La Crosse's 16th Freedom Honor Flight sent 87 area veterans to Washington D.C. to visit the memorials in their honor. It was an early start to a Saturday morning for the 68 Korean War, 14 World War II and 5 Vietnam Veterans ready to board the 16th Freedom Honor Flight.
Since 2008 the Freedom Honor Flight organization has given area veterans the chance to see the memorials built in honor of those who served. But it's not just the places they get to visit on this trip, it's the people that make the experience an unforgettable one.
The walk to board the plane at La Crosse Regional Airport is made special with Boy Scouts, VFW members, and volunteers all standing watch. The beginning to a 17 hour day that flew by but at the same time will be frozen in memory for those lucky enough to go along.
Upon landing in Washington D.C. the veterans received a heroes welcome. It's overwhelming for both the veterans and their guardians, some accompanying a father, a brother, or even a stranger they met just weeks ago at orientation.
The veterans are welcomed by a band playing the military theme songs. People young and old line up to shake their hands, and give their thanks. One group makes it a tradition to be at the Honor Flight's arrival. Members of the DC alumni group of the Leilani School in Hawaii are sure to welcome every veteran arriving.
Susan Santoro and Lanai Ferguson are in that alumni group. "You can't describe the excitement in their face, to do something so simple brings them so much joy just to meet them here coming off the plane," said Lanai.
What did the veterans think of the outpouring? "It was pretty special, very nice, really great it's a nice celebration," said William Moline, who served in the Wisconsin National Guard in Hawaii. "They treat ya like the king it's a beautiful day," added Bob Smith, who was in the Air Force during the Korean War.
The first stop in D.C. is the World War II memorial honoring the 16 million who served in the most devastating war in world history. Only 14 veterans from that war are with us on the flight. One of those is 92-year-old Jack Dawley from Sparta.
At just 19 Dawley served in the Army in a field hospital. "An extremely difficult experience to have," explained Dawley's daughter Jackie, who was his guardian on the trip.
Mary Kime from Merrillan, WI was one of 350,000 women to serve in the war. "I was one of the 13th WAC's that ever landed on foreign soil, that's when they first let us go and of course I volunteered right away," said Kime.

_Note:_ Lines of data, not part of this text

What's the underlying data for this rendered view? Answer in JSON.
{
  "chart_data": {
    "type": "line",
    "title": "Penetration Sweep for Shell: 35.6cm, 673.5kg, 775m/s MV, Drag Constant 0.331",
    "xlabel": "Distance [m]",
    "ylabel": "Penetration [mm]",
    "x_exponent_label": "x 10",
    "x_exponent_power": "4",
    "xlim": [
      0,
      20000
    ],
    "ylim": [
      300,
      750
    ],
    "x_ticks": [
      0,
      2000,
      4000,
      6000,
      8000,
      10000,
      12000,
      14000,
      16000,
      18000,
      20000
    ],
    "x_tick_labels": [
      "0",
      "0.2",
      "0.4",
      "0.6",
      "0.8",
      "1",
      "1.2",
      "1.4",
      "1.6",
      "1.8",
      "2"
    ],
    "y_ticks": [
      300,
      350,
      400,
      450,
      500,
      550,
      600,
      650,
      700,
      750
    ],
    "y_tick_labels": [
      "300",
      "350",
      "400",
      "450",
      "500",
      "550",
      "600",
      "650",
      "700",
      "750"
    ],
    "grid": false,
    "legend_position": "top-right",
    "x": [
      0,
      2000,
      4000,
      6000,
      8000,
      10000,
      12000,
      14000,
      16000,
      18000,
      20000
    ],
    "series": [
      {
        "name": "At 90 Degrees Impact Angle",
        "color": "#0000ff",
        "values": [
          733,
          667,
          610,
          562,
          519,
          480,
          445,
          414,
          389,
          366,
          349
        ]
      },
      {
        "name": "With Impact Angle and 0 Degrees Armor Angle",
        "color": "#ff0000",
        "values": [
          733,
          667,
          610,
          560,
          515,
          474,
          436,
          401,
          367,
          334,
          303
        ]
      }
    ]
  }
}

She's one of only two women on the 16th Honor Flight. "I enjoyed every minute I hope I can live to tell about this", said the 91-year-old.
Enjoying every minute and capturing every memorial is important to chaperone Sue and her veteran Albert Landherr from Austin, MN. Even though they didn't know each other before this trip, the two poke fun and bicker at each other like they've been friends for years.
"i had a wonderful time, I had one of the best guides. She picked on me all day long calling me a trouble maker," joked Landherr, who spent four years in the Navy, 38 months on a ship in Korea purifying salt water into fresh water.
"I had fun in the navy people might think I'm crazy I did have fun and I'm in the nursing home and they think I'm crazy there too, I'll have fun wherever I go," Landherr said.
Bob Smith and Virgil Mehus served stateside during the Korean War. Mehus was drafted against his better wishes and said back then almost everyone was drafted. Smith tells everyone he "flew a desk" working as electronic maintenance in Kansas. They marveled at the realistic detail of the Korean War Memorial.
At the memorial 19 stainless steel statues stand in honor of the 36,574 lives lost during the war. The faces etched into the granite mural are based on actual photographs of unidentified American soldiers, sailors, airmen and marines.
The Korean War Veterans take up the majority of spots on this years trip, the Vietnam Veterans, the least. Gary Buros grew up in Westby, he was one of five Vietnam Veterans on the trip. He served in the Army in Vietnam.
"You make the best of it, you see lot of good times and lot of bad. I don't wish it onto anybody but it was an experience," said Buros, who was exposed to Agent Orange during his year and a half in Vietnam. He's undergone chemotherapy for three years and has a bone biopsy scheduled in November.
"It's a very good experience. A lot of these elderly people I think have bottled up a lot of things from the war and service time that they never exposed. Seeing the monuments is a release for them and it did them good," added Buros' younger brother Gordy.
A good day comes full circle with a welcome home fit for heroes, the men and women who bravely served our country and fought for our freedom are finally given the thanks they deserve.
The Freedom Honor Flight relies 100% on donations to make each trip possible. Countless hours and volunteers help coordinate each step of the flight. Pat Stephens, Honor Flight President, estimated each flight cost $100,000.